Couples have many normal types of arguments that can be productive, but one of the most pointless types of arguments is about driving. Driving arguments are senseless because they are avoidable and easily settled when couples are committed and respectful of each other.
Many couples spend a lot of time together riding in a car. Frequently, couples alternate driving, but it is not unusual for one partner to like to drive while the other prefers to be a passenger. It is also common for men and women to take different approaches to driving. Disagreements occur. Arguments can be avoided.
Disagreements take the form of comments or criticisms about speed (too slow or too fast), changing lanes, tailgating, road rage in mild to severe forms, rolling stops, the best route to get where you are going, and other preferences or differences between couple's driving habits. If one partner engages in long phone/texting conversations in the car, it can leave the silent partner feeling ignored. Even conditions such as temperature control, listening choice, and volume level can be issues when couples are together in a car, especially for long periods of time.

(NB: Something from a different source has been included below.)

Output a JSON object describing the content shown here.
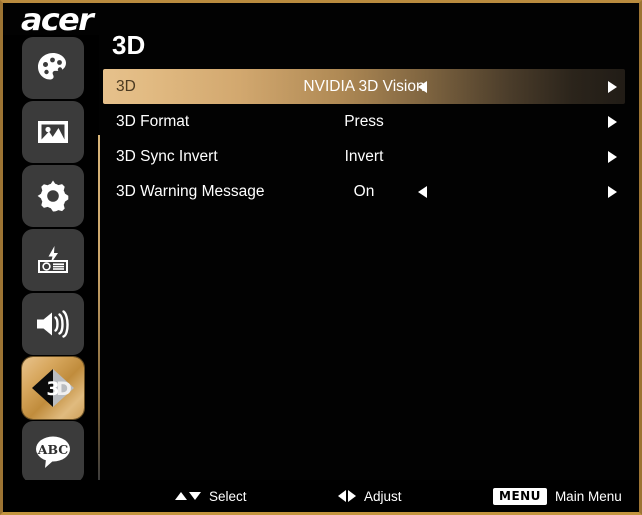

Absurd debates about which way is better, faster, shorter, less traffic, and more convenient can often set couples up for conflict. When advice, GPS, maps, and asking for directions are ignored, getting lost becomes laced with rounds of I-told-you-so's. These arguments are undesirable and unnecessary.
Preventing and settling all driving arguments is important for safety reasons and to preserve respect, peace, and pleasantness. So why do couples offer negative/constructive comments about the other one's driving? Two reasons stand out above all the others: Safety or fear, and simply the I-know-better-and-am-right rationale.
Years ago, my husband and I recognized that neither of us felt comfortable with the other's driving under all road and traffic conditions. Rather than have repetitive (and often petty) debates, we set up our own rules of the road, which became our private pact that, without question or challenge, we would respect the safety concerns (and, unfortunately, sometimes spontaneous outbursts) of our partner when riding together. We agreed to agree that any type of driving which made one of us uncomfortable (or downright scared) needed to be changed immediately.